Billie struggled with the Coleman family Packard through the dead of night. The ribbon of highway stretched out before the headlights like a long, narrow tongue. Amelia sat beside her, head thrown back against the seat, beads of perspiration glistening on her brow. The clock on the dash read twelve-thirty. As far as she knew, no one realized they’d left the house. But in the morning there would be explanations to be made, lies to be told, guilt to be hidden. She wouldn’t think about that now. She had to keep her mind on the driving.
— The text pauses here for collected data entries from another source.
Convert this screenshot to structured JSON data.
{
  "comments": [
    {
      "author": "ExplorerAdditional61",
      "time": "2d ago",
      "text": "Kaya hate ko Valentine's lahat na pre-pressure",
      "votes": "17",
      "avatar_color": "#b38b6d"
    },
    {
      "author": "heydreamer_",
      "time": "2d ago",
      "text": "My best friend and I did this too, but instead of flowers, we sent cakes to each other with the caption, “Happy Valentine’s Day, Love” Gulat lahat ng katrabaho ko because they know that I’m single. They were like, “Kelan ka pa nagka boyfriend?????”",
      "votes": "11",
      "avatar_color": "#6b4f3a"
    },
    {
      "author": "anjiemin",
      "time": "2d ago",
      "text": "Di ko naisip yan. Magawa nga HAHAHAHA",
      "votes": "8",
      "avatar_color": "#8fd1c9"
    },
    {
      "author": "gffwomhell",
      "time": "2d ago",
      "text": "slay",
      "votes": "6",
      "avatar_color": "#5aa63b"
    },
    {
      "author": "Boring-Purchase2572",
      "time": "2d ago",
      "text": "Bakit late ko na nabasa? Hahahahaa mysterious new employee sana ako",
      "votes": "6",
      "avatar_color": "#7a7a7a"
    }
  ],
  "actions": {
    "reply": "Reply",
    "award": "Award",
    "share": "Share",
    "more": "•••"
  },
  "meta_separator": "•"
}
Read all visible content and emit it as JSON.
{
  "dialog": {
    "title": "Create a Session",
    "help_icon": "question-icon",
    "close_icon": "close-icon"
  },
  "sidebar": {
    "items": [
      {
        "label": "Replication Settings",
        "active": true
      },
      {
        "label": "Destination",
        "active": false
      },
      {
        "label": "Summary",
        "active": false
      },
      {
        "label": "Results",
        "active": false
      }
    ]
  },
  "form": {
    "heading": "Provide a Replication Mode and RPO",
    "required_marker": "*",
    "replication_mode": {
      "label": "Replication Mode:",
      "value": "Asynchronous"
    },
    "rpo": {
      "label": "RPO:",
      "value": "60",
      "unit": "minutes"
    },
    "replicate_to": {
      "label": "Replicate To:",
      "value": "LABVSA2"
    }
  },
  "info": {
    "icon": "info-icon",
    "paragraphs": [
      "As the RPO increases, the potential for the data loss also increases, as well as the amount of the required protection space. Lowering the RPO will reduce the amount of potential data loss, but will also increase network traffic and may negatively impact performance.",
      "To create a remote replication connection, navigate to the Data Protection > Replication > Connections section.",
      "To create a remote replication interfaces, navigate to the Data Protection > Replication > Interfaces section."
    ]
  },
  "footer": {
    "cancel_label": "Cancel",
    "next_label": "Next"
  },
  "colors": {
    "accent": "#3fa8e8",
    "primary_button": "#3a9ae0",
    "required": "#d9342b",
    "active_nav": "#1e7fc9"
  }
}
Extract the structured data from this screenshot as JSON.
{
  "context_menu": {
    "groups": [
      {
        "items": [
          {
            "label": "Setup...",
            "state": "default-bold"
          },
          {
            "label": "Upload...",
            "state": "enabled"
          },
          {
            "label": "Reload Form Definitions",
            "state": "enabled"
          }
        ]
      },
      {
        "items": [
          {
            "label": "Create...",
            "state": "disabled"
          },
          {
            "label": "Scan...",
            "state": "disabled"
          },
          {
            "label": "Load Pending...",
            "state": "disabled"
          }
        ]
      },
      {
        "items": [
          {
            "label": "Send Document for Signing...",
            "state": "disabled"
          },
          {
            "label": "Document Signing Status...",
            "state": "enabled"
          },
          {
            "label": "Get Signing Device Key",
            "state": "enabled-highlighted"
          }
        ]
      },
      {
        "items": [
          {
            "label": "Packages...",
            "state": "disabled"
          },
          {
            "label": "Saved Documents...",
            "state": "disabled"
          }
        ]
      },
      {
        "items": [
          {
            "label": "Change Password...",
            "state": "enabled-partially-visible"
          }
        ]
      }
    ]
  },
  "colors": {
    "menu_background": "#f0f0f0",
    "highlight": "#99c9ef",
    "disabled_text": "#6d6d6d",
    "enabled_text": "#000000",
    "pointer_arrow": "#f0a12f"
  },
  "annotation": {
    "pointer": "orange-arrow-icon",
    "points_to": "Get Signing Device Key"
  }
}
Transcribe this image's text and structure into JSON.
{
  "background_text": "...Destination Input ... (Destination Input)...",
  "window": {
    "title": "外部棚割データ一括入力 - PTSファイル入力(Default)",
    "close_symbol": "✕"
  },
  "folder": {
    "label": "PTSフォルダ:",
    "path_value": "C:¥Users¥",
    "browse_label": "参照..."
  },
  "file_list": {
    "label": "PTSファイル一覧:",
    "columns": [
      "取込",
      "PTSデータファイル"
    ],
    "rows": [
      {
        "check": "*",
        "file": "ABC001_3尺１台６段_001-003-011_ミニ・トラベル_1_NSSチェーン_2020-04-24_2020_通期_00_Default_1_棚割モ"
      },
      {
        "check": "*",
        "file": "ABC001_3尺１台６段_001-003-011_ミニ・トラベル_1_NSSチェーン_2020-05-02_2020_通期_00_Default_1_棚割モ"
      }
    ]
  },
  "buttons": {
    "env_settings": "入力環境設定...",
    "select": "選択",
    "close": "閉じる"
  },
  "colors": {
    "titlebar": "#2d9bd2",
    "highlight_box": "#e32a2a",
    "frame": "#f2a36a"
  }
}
This limousine was too long, too wide, and she was having difficulty judging distances. Her eyes kept going to the odometer. Twenty miles, thirty, thirty-five. Nearly an hour had passed. Amelia was quiet now, too quiet and too pale.
The lights of the city glimmered before her and traffic increased. The main avenue leading to the hospital was blocked by street lights, all of them red. “Hold on, Amelia, just a few more minutes,” she promised, praying fervently all the while.
Things happened quickly when she pulled up to the emergency entrance of Clinton General. Amelia was placed on a stretcher and wheeled away. Then a nurse in a crisply starched uniform came to interview Billie.